《月経と女性の恐るべきヒストリー》平安時代は血を麻布で拭き「月経小屋」に隔離…「月経=穢れ」の歴史
#8 大ヒットのビクトリヤ月経帯は一種のステータスだった
大正時代から昭和初期に一世を風靡したのがビクトリヤ月経帯。今で言うところのサニタリーショーツのように、肌に当たる部分に初めて薄いゴムが使われ、防水になっている画期的な月経帯であり、それなりの高級品であったために、愛用者であることは一種のステータスになったほど。 芥川龍之介の小説『悠々荘』に、さり気なくこのビクトリヤ月経帯の話が出てくるほど、時代のトレンドだったのだ。広告の華やかさも相まって、着物や洋服を汚さない防水機能の登場が、女性たちの気持ちをどれだけ豊かにしたか、計り知れない。
#9 第二次世界大戦中、脱脂綿すら使えなかった?
ただ、戦争は月経事情をまた最悪なものにした。第二次世界大戦が始まると、原料を中国からの輸入に頼っていた脱脂綿の供給が一気に制限され、古布やちり紙が代用された。 一方、先にご紹介したビクトリヤ月経帯に使われていた薄ゴムも統制の対象となり、古いモスリンなどで対応することが推奨される。 また、使用済みの脱脂綿やボロ布を腟に詰め込む方法が取られたりしたが、戦時中だけに不衛生になりがちで、感染症のリスクも非常に高まった。時代は完全に逆戻りした訳で、戦争はこんなところにも悲劇をもたらすのだ。

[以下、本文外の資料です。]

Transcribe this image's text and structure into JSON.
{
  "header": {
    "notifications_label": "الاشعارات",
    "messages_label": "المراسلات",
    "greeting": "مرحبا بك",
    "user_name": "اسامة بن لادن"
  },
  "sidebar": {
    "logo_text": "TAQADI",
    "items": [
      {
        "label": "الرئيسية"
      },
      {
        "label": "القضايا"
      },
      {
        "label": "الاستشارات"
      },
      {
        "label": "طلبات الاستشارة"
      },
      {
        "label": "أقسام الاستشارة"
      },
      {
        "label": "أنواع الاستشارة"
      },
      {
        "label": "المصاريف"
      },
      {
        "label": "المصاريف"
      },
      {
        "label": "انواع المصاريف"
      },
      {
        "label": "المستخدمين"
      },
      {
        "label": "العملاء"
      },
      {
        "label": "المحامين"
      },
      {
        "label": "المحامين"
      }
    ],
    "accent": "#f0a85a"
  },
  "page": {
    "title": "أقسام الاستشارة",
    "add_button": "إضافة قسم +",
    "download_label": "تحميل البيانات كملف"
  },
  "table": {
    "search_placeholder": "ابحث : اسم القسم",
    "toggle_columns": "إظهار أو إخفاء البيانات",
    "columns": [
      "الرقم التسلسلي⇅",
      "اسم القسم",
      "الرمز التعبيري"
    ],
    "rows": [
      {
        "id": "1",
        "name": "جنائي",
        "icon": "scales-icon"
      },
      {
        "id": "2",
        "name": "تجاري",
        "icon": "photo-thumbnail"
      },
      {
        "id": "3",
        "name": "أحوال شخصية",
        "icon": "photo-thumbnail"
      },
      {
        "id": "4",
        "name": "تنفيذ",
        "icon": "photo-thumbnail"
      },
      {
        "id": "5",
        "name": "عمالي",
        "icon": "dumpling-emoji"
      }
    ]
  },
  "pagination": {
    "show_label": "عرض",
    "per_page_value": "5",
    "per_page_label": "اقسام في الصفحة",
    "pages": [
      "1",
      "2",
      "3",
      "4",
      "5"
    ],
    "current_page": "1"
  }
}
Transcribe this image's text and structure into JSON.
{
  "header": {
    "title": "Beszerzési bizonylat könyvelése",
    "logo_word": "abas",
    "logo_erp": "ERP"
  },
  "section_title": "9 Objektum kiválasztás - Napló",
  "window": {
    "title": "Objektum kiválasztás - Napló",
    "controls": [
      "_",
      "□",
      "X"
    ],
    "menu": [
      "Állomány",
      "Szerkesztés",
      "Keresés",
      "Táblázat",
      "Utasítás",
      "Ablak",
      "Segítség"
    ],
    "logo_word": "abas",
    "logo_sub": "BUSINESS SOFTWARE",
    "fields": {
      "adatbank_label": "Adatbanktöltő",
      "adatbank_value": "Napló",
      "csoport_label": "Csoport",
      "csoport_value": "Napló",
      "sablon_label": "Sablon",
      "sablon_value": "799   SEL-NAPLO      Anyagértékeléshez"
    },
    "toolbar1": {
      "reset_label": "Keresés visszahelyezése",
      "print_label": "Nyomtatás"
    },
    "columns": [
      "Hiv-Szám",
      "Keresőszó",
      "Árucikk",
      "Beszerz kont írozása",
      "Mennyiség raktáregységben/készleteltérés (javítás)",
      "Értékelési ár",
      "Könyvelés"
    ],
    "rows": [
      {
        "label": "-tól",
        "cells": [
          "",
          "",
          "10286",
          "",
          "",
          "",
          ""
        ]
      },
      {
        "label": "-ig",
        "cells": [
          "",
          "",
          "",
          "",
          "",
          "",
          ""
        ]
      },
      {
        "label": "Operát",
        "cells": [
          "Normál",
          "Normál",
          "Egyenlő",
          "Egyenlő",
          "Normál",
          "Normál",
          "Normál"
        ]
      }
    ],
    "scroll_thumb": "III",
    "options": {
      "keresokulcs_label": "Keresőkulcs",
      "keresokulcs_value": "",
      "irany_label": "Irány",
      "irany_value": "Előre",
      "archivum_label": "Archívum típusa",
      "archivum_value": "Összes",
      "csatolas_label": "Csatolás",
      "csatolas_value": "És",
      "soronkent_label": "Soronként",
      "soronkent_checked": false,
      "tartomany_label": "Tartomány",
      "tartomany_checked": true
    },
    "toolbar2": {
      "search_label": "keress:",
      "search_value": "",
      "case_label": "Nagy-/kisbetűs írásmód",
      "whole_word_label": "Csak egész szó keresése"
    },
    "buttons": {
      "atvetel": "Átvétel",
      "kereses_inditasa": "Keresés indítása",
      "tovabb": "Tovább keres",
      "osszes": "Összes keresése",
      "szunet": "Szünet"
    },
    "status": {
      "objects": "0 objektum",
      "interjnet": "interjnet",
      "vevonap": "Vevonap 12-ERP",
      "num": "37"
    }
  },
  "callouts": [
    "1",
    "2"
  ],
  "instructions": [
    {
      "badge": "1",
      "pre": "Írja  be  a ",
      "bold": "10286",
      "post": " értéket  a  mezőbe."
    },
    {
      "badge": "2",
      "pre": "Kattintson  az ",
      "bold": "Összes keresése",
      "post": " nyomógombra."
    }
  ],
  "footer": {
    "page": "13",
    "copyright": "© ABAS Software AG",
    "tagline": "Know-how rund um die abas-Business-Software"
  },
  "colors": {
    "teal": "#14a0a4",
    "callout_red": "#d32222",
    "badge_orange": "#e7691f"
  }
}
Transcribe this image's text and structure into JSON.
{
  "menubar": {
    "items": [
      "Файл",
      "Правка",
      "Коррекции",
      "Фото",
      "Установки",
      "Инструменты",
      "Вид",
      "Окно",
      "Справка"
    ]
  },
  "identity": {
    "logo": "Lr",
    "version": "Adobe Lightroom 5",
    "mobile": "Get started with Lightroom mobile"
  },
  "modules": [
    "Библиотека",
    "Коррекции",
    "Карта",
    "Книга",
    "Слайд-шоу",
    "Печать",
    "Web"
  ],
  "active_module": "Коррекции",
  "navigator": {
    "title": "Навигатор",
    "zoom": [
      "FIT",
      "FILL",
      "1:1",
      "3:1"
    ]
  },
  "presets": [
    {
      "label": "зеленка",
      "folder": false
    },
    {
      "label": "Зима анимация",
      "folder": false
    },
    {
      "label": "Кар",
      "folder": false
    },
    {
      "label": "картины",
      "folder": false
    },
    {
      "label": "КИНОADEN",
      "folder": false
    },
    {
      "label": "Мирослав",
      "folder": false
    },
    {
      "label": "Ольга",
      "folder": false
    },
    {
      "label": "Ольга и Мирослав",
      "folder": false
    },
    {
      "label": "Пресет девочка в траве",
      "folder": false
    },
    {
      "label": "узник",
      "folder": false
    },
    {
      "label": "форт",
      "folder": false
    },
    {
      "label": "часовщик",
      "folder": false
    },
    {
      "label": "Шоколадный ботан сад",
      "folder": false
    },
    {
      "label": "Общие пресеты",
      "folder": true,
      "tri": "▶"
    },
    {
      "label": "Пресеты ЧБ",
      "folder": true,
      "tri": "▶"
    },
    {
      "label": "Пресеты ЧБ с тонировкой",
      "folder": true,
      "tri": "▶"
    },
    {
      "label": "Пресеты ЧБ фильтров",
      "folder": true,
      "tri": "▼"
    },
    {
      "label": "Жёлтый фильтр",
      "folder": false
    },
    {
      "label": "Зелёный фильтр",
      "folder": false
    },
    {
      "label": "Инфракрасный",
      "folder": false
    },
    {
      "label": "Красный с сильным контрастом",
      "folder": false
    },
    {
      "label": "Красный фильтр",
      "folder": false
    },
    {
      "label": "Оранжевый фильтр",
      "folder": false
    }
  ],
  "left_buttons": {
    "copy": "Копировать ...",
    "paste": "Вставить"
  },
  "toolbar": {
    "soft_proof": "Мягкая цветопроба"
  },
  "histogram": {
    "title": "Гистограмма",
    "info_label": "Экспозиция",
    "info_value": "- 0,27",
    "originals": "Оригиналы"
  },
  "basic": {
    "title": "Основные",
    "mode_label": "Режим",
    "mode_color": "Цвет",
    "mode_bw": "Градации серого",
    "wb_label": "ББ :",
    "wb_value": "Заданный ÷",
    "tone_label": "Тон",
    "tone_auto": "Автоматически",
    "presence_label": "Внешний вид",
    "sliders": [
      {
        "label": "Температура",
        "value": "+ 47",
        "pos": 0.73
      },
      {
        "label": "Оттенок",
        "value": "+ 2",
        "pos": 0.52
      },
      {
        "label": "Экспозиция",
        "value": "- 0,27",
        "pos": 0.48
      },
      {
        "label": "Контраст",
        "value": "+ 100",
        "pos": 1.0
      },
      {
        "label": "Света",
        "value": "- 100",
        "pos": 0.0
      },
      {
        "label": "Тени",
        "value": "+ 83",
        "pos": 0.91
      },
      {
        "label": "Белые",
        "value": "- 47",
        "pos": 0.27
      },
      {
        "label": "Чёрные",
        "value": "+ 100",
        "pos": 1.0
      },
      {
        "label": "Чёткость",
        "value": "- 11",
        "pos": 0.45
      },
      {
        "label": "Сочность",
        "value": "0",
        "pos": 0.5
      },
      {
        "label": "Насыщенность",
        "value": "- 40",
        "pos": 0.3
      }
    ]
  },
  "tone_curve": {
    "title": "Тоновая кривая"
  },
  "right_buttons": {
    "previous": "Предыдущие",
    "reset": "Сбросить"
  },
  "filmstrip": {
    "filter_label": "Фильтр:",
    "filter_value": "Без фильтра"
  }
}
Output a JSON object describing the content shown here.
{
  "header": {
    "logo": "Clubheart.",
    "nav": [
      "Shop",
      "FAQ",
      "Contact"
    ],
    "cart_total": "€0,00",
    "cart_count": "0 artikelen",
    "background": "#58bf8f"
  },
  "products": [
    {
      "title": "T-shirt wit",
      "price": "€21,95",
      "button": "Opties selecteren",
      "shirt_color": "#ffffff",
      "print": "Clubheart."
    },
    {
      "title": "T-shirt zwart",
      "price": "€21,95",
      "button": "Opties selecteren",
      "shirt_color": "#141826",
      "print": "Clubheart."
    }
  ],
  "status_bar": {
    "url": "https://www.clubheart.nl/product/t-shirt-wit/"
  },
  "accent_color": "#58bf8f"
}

#10 「40年間お待たせしました」アンネ登場のドラマ
私が初潮を迎えた頃、生理はもっぱら「アンネ」と呼ばれていた。それは女性たちを煩わしさから救った革命的製品の名前であったから。 1961年、水洗トイレにも流せる初の使い捨てナプキン「アンネ」のデビュー広告は「40年間お待たせしました」。使い捨てナプキンが既に常識となっていた、アメリカから遅れること40年という意味である。しかも起業したのはなんと27歳の女性。女性活躍の先駆けの先駆けとも言えるこの人が“女性の快適な生活のために”と立ち上がらなかったら、それはさらに遅くなったはず。 そしてアンネナプキンの明るく華やかな世界観が、根深く残るケガレのイメージを払拭する鍵となった。発売から約2年でシェア80%となり、尚も口にしにくかった生理を「アンネ」と呼ぶほどの社会現象。それを受けて広告コピーは「アンネの日と決めました」と変わっていた。